Automation of release notes in agile projects
My team works in short iterations at the end of which we should be able to release a new version of the software with added value.
To facilitate the generation of release notes, another team I was observing is using markups in their version control commit message: they add [R] in the commit message to denote the addition new features to the repository.
I thought it was a good idea and introduced it as a version control standard in my team.
After a couple of iterations, there weren't many [R] in the commit messages.
We found ourselves sometimes shying away from adding an [R] to the commit message, as we're not always sure a feature is done or not. Also we do commit often, I'd say compulsively, at various steps of our work: it's easy to commit the last chunk without realizing it's the last. It is also easy to mark a commit with [R] on a chunk of code for which some files are accidentally missing from the commit.
After further investigation, I discovered a difference in branching strategy between the two teams:
In my team we branch on ad-hoc basis when we are about to start a risky task, but keep working on trunk for work with limited scope and impact.

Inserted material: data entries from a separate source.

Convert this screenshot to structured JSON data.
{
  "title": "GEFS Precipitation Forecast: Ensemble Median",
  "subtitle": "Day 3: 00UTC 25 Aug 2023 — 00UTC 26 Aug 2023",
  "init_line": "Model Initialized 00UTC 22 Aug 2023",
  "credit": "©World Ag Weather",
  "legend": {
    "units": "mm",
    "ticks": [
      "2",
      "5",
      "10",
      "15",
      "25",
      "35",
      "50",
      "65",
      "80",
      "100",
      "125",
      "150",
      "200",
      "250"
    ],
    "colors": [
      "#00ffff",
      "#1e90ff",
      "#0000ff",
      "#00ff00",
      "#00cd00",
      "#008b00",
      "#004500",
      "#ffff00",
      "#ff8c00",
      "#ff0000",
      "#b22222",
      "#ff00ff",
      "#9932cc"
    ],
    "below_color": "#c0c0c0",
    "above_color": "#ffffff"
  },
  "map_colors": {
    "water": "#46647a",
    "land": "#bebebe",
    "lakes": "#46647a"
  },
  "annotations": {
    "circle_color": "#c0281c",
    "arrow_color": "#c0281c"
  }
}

The other team is systematically creating branches for ANY new work they are doing, which means that merging branches (after running the test suite on that branch) to trunk define what is a completed feature and the [R] mark tends to be found on commit message for merges.
Since we are not applying a branch for every feature policy we need to find other ways to identify task done in an iteration. What we are doing though is acceptance test driven development.
It starts with a user story, then the associated acceptance tests. We use fit to write FIT tables for acceptances and write the fixture code for the automated test. The Fit infrastructure is held in Fitnesse which is a wiki-on-steroids with an integrated FIT runner.
Each user story is en entry in the wiki, and Fitnesse allows you to create virtual wiki links on wiki entries which allow easy creation of indexes (dynamically or statically updated).
We are already using these facilities to regroup all completed and validated stories on a page called RunningTestedFeature which is then executed as a suite as part of our continuous integration process for regression testing.
The interesting bit is that in a similar way, for each iteration we can also create a page linking to all stories planned for that iteration at the end of which the suite is executed . The stories whose acceptances tests passed become the bullet point item in the release note if we decide to release.
And there is an added bonus: by keeping these iteration index pages over time, it will help the calculation of velocity as it becomes easy to count how many stories are completed per iteration.